Sophie in 't Veld is a Dutch MEP from the 'Democrats 66' party, and sits in the Alliance of Liberals and Democrats for Europe group. She is vice-chairwoman of the European Parliament's committee on civil liberties, justice and home affairs.
She was speaking to EurActiv’s editor Frédéric Simon.
What changes do you expect with the new treaty in the area of justice and home affairs?
In justice and home affairs, the European Parliament will be co-legislator now, whereas until now the 27 ministers would meet behind closed doors and hammer out deals. Now there will be democratic control in public because the European Parliament meets in public and the European Parliament has always been much more insistent on fundamental rights and democratic scrutiny, so the whole nature of the police and justice cooperation will change and will become much more democratic, but also much more efficient. Which is good because so far the ones who benefited from a divided and week Europe were criminals.
Will the EU have to re-open existing agreements if the Lisbon Treaty is finally approved?
There will be a number of legislative proposals which have not been finalised yet that will need to be re-opened. Many will be in the area of the use and transfer of personal data to other countries like the United States. We're talking about bank data, we're talking about passenger data, we're talking about giving the Americans and other countries access to European databases of personal data – all these things will need to be re-opened.
Why will they need to be re-opened? There are bilateral agreements between these countries. Will they be invalidated?
They haven't been formally ratified yet so officially they are not yet in force, and therefore they will have to be reviewed. The same proposals will have to be re-opened under the new procedure.
What about bilateral agreements between EU member states and other countries? Will these have to be re-opened too?
The United States have what they call a visa waiver programme, which means that certain countries get a visa waiver: if you travel to the United States, you don't need a visa.
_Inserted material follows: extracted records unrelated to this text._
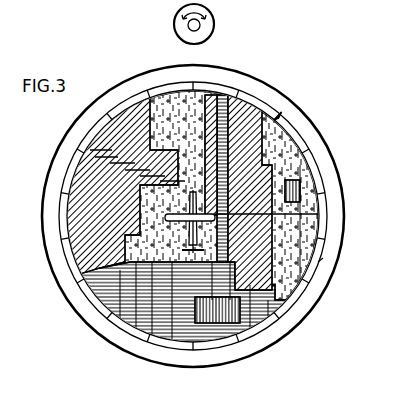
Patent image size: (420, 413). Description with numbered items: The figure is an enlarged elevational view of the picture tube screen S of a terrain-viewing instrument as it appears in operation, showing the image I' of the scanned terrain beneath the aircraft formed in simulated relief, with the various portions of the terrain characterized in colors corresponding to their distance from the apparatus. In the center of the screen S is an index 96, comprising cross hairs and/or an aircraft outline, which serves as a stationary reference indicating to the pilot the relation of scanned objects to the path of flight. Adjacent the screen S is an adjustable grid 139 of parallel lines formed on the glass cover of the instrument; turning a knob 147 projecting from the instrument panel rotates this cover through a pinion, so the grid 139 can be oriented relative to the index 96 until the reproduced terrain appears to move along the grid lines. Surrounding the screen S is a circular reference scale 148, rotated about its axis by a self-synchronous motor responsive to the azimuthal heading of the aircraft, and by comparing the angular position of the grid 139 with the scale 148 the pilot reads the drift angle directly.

The circular reference scale 148 is at (156, 70).
The knob 147 is at (213, 32).
The grid of parallel lines 139 is at (313, 191).
The index 96 is at (305, 214).
The image I' is at (305, 112).
The screen S is at (323, 262).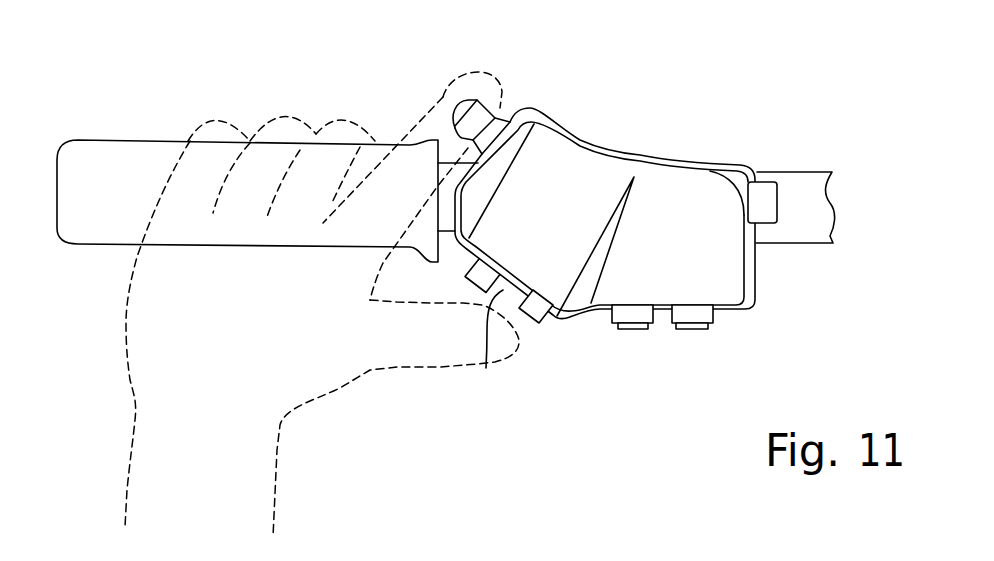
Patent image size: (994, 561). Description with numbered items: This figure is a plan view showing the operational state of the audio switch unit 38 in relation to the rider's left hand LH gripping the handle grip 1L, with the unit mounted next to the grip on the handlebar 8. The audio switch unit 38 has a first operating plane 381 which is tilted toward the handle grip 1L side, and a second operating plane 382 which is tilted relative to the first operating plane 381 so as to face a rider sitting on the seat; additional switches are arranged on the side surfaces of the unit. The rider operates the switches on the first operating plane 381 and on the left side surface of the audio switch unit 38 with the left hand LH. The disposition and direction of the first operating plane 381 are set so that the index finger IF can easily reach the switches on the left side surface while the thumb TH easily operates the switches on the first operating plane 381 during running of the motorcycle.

The handle grip 1L is at (110, 143).
The index finger IF is at (487, 68).
The audio switch unit 38 is at (582, 153).
The handlebar 8 is at (797, 180).
The left hand LH is at (187, 309).
The thumb TH is at (508, 344).
The first operating plane 381 is at (486, 368).
The second operating plane 382 is at (662, 326).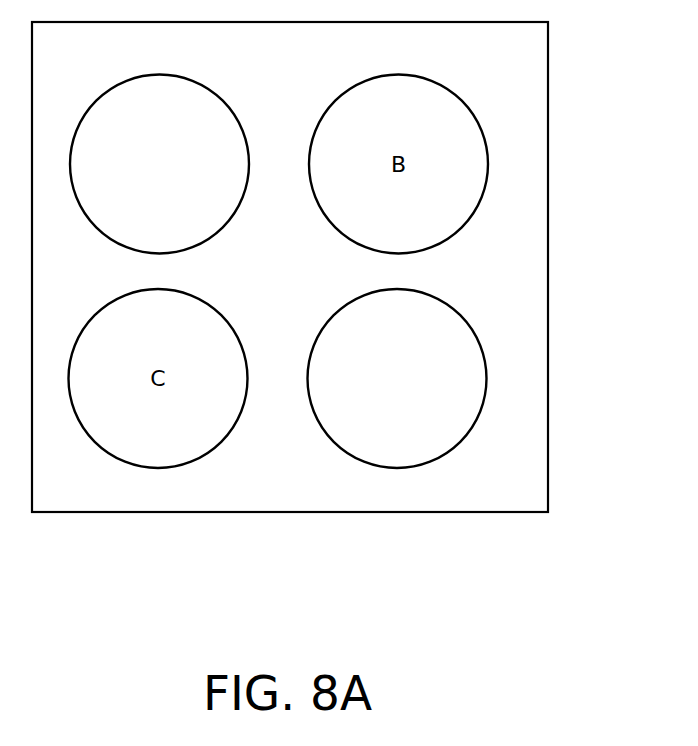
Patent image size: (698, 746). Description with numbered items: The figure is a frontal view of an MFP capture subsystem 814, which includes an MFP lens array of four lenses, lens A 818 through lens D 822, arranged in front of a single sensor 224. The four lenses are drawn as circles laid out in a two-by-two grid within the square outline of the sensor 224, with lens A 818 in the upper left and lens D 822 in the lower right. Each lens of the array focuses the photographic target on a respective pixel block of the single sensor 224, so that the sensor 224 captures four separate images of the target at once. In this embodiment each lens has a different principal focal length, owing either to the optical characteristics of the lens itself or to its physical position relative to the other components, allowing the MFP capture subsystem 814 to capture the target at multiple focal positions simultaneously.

The sensor 224 is at (118, 503).
The lens A 818 is at (245, 128).
The lens D 822 is at (440, 320).
The MFP capture subsystem 814 is at (632, 616).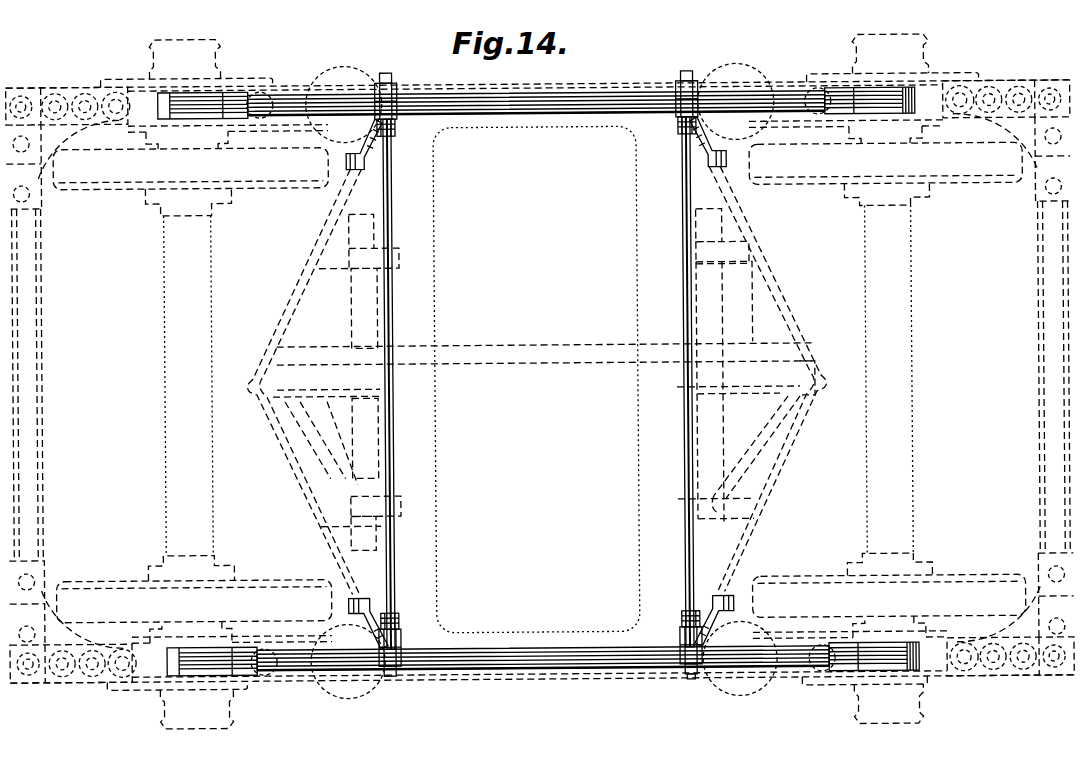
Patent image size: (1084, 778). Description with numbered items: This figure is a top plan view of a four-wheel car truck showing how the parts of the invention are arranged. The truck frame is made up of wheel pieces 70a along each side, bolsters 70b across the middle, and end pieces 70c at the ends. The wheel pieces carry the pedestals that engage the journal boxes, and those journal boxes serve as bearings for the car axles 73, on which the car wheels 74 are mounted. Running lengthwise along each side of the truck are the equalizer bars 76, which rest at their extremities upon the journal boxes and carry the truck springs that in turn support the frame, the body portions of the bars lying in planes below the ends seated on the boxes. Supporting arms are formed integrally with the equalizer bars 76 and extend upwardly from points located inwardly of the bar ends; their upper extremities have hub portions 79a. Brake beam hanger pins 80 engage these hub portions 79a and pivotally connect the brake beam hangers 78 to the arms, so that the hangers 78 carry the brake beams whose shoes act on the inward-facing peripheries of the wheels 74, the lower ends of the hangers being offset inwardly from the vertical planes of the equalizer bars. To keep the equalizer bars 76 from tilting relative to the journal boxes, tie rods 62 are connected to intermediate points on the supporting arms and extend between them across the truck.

The tie rod 62 is at (683, 574).
The wheel piece 70a is at (565, 90).
The bolster 70b is at (622, 272).
The end piece 70c is at (1052, 305).
The car axle 73 is at (896, 450).
The car wheel 74 is at (990, 636).
The equalizer bar 76 is at (482, 658).
The brake beam hanger 78 is at (712, 155).
The hub portion 79a is at (683, 664).
The brake beam hanger pin 80 is at (690, 685).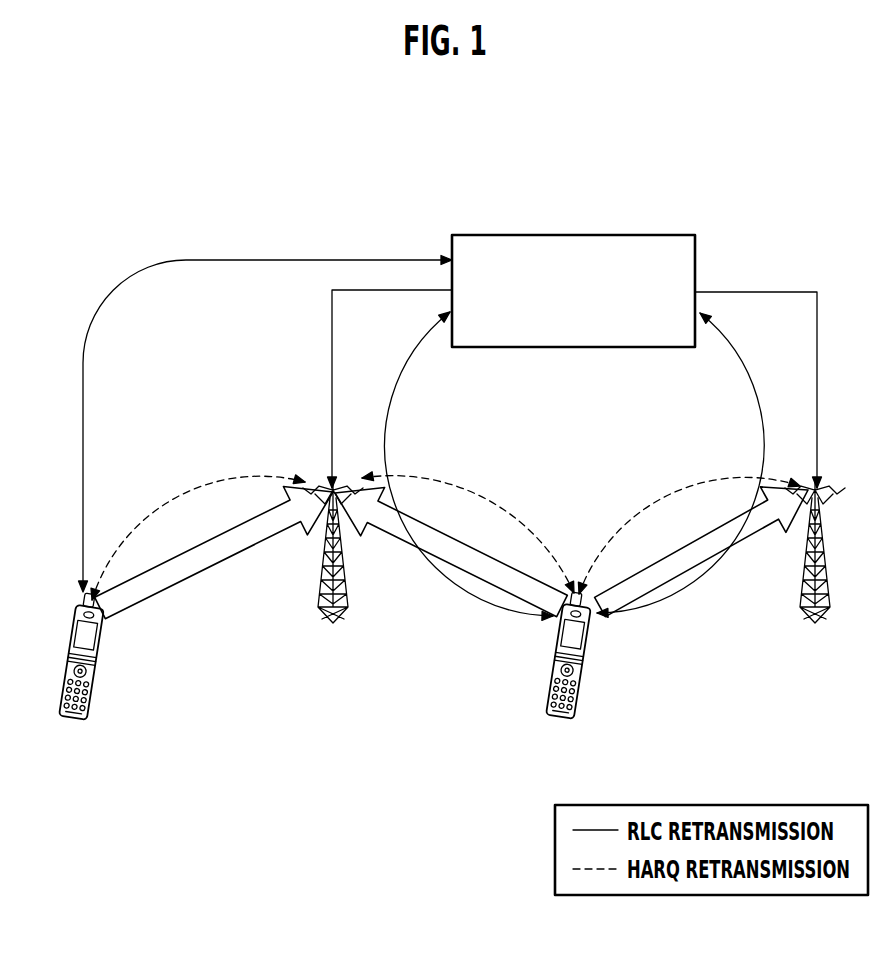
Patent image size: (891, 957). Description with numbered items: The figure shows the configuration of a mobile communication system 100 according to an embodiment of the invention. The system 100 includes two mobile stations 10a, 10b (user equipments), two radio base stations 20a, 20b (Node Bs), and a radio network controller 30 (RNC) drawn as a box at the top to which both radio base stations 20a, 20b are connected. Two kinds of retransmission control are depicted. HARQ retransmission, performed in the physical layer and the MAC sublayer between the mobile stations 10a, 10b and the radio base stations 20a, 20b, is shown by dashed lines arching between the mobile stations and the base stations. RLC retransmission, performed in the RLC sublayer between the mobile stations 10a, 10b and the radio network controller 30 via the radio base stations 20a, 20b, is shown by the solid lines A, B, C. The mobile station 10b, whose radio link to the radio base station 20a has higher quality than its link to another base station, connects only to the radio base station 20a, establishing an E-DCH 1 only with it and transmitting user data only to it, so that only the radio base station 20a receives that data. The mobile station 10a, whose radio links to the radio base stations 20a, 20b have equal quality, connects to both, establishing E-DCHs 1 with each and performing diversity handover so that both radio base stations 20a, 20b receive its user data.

The mobile communication system 100 is at (712, 138).
The radio network controller 30 is at (578, 235).
The E-DCH 1 is at (167, 590).
The radio base station 20a is at (320, 580).
The radio base station 20b is at (801, 589).
The mobile station 10a is at (549, 690).
The mobile station 10b is at (75, 718).
The solid line A is at (83, 417).
The solid line B is at (393, 385).
The solid line C is at (761, 418).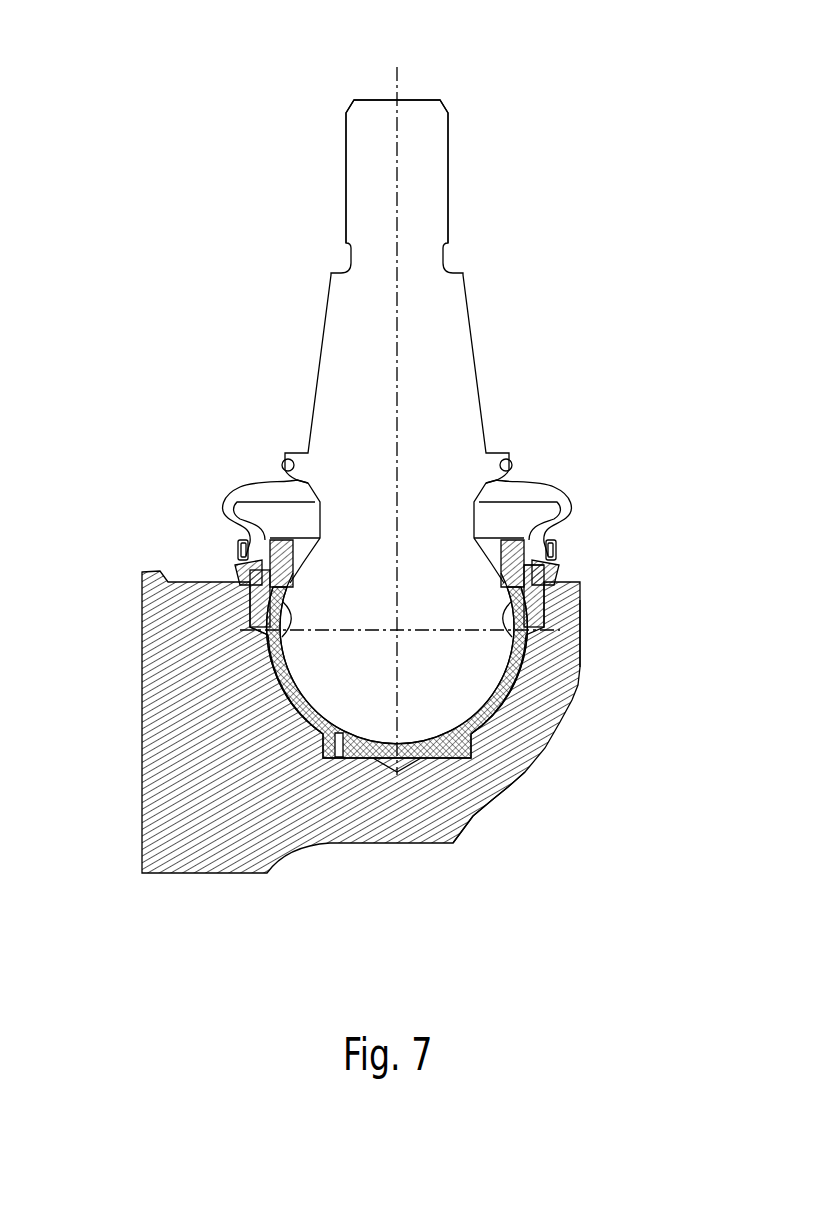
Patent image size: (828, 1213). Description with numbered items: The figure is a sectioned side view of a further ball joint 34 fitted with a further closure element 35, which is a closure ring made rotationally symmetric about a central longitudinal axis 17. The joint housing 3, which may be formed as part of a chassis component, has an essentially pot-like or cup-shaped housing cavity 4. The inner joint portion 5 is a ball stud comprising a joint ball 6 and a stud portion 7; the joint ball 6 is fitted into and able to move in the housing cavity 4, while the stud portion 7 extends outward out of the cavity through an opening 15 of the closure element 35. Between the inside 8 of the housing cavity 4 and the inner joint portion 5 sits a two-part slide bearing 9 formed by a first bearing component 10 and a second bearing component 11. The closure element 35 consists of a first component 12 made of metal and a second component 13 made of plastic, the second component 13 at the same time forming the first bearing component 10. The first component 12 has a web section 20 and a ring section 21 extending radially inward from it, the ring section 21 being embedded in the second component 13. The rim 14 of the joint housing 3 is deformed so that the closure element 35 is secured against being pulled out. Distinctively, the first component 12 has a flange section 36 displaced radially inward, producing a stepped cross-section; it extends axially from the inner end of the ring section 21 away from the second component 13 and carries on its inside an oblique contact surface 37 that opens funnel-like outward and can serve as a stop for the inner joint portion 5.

The joint housing 3 is at (547, 770).
The housing cavity 4 is at (470, 775).
The inner joint portion 5 is at (522, 370).
The joint ball 6 is at (433, 715).
The stud portion 7 is at (430, 193).
The inside of the housing cavity 8 is at (310, 713).
The two-part slide bearing 9 is at (245, 668).
The first bearing component 10 is at (283, 636).
The second bearing component 11 is at (285, 690).
The first component 12 is at (250, 577).
The second component 13 is at (527, 650).
The rim 14 is at (240, 560).
The opening 15 is at (505, 533).
The central longitudinal axis 17 is at (400, 67).
The web section 20 is at (547, 606).
The ring section 21 is at (540, 577).
The ball joint 34 is at (632, 206).
The closure element 35 is at (577, 630).
The flange section 36 is at (542, 548).
The contact surface 37 is at (275, 548).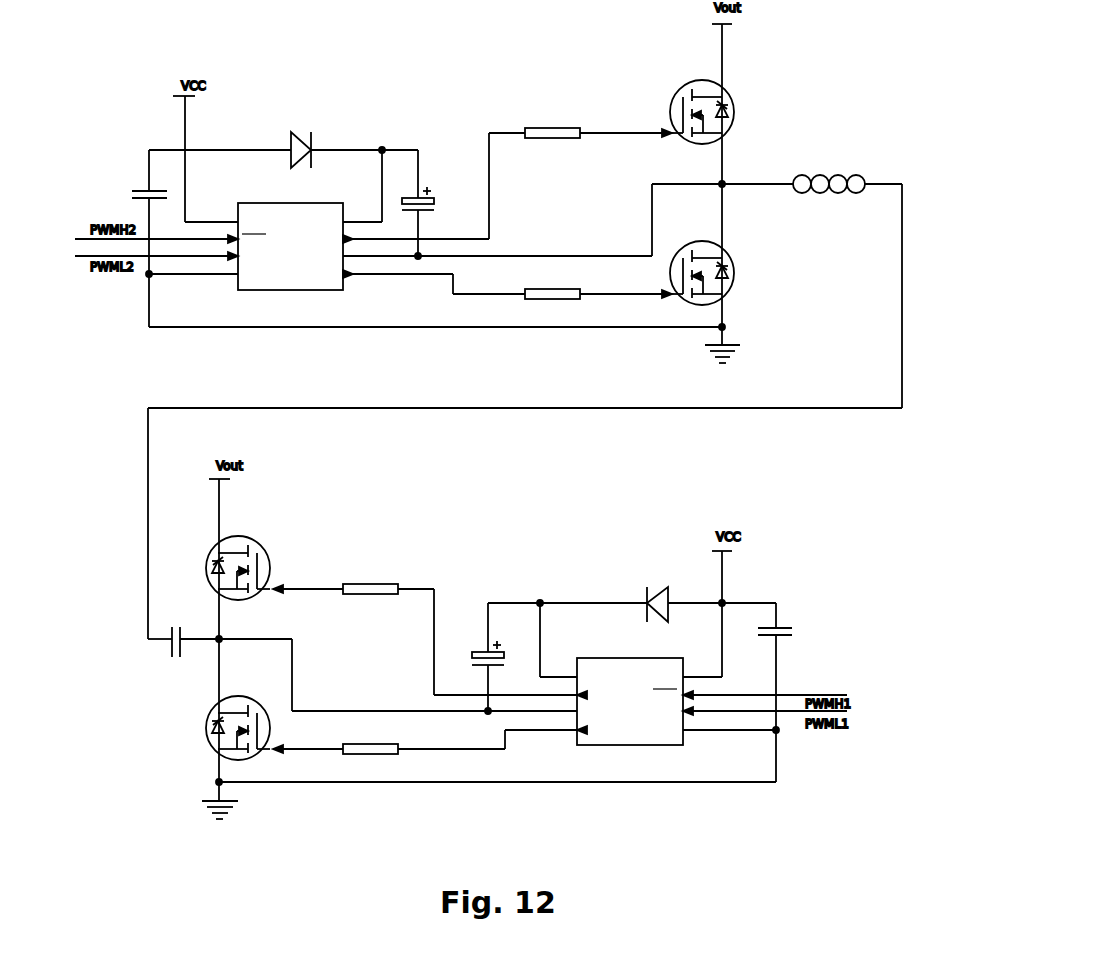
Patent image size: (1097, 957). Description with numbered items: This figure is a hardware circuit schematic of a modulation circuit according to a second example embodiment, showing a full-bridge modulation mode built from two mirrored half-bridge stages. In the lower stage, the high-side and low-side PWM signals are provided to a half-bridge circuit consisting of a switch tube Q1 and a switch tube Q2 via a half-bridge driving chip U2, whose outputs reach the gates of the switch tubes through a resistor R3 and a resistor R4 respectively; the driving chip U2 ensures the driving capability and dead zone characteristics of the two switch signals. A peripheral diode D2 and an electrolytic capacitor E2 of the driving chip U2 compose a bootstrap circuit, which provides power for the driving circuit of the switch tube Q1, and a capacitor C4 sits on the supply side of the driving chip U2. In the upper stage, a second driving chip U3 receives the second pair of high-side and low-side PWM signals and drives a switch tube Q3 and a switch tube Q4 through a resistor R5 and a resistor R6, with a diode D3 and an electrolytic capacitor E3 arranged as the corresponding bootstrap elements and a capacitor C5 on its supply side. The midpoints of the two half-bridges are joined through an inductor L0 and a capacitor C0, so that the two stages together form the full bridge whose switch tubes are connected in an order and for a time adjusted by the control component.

They are on the one hand negotiating with those European countries that do not yet have visa waivers, mainly the East European countries. But they are also negotiating with the Western European countries, which already have a visa waiver. But now the Americans are saying if you want to keep your visa waiver you have to meet further demands in terms of security. And the Americans mainly want more access for example to police records. So if we want to keep our visa waiver, we have to give them more.
So now it will be the European Union negotiating these?
No, partly. Part of it will still be national competence, but whatever is done collectively at the moment will have to come under the scrutiny of the European Parliament. Which is a good thing because we meet in public and the member states have so far thought it was very cosy to have their backroom deals but they can no longer do that. Whatever they do will now be subject to democratic scrutiny and I think that is a major step forward for democracy in Europe.
What other big changes do you expect if the Lisbon Treaty finally comes into force?
There will be more efficiency and more democracy in many areas. One area where we will make a small step forward is foreign affairs. My party, the Dutch Liberals, we would have wanted to abolish all vetoes, we would have wanted Europe to really speak with one voice. We've now made a small step forward, there will be a European minister for foreign affairs – he won't be called that way, but still. And if you look at all the big subjects - the Middle East, Iran – all the big challenges at the world stage, if we want to be serious to partners such as the United States, then Europe should speak with one voice. A divided Europe will always be weaker.